Almost two thousand years ago, people whispered in the streets of Israel and the surrounding areas. Some asked, “Could this be the Messiah?” while others plotted to kill him. One Friday, the hopes and dreams of the first crowd shattered, as the man they followed and believed in hung on a cross and died. Three days later, the victory of the opposition shattered with the whispers that the Christ lived – resurrected overcomer of even death. Early church history tells us that the followers of the Way often worshiped in catacombs, gathered in secret, and used the symbols to identify other believers in public. They protected themselves from persecution when possible and fled when necessary. Through the persecution of the first-century church, the Gospel spread throughout the entire known world.While living in Germany, we heard stories (and some Americans continue to hear apologies) of the time following the evacuation of the concentration camps. The average citizen did not know the horrors going on in their country. If there were signs and whispers, certainly such a thing was too incomprehensible to imagine. When the citizens were required to tour the camps, their ability to deny such horrors became impossible. I met a German national, who became a friend, and the camp tour was a part of her school curriculum. The Germans remain shattered by the past but refuse to let it happen again.

Not many years ago, sin remained a secret.

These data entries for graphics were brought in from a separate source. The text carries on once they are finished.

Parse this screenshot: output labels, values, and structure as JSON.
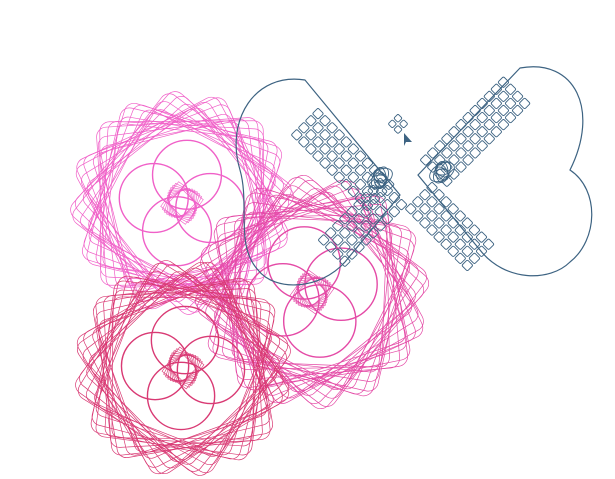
{
  "canvas": {
    "background": "#ffffff"
  },
  "palette": {
    "pink_light": "#f060c8",
    "pink_mid": "#e44aa6",
    "pink_dark": "#d93a74",
    "blue_gray": "#3d6382"
  },
  "shapes": [
    {
      "kind": "spiro-flower",
      "color": "pink_light",
      "name": "pink-spirograph-flower-top-left"
    },
    {
      "kind": "spiro-flower",
      "color": "pink_mid",
      "name": "pink-spirograph-flower-right"
    },
    {
      "kind": "spiro-flower",
      "color": "pink_dark",
      "name": "crimson-spirograph-flower-bottom-left"
    },
    {
      "kind": "heart-chevron-pattern",
      "color": "blue_gray",
      "name": "blue-heart-chevron-pattern"
    }
  ],
  "icons": {
    "cursor": "arrow-cursor-icon"
  }
}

Whispers about helping a teenager became pregnant, the woman whose husband abandoned their family for a “younger model,” or the family with an effeminate son have been replaced with loud flamboyant celebrations of bad choices. (I am speaking here about the people really interested in helping, not those interested only in gossip). The Christian Nation of America is shattered, leaving a pagan nation in its place. Christians face a challenge to stand for Truth or follow the crowd. In some ways, Christianity has been easy in America until recent years. Only a deep knowledge of the Word will allow us to stand firm. Even in the face of opposition, we have a great cloud of witnesses cheering us on – many of whom endured worse persecution. We must not let our voices become whispers or our hope shattered.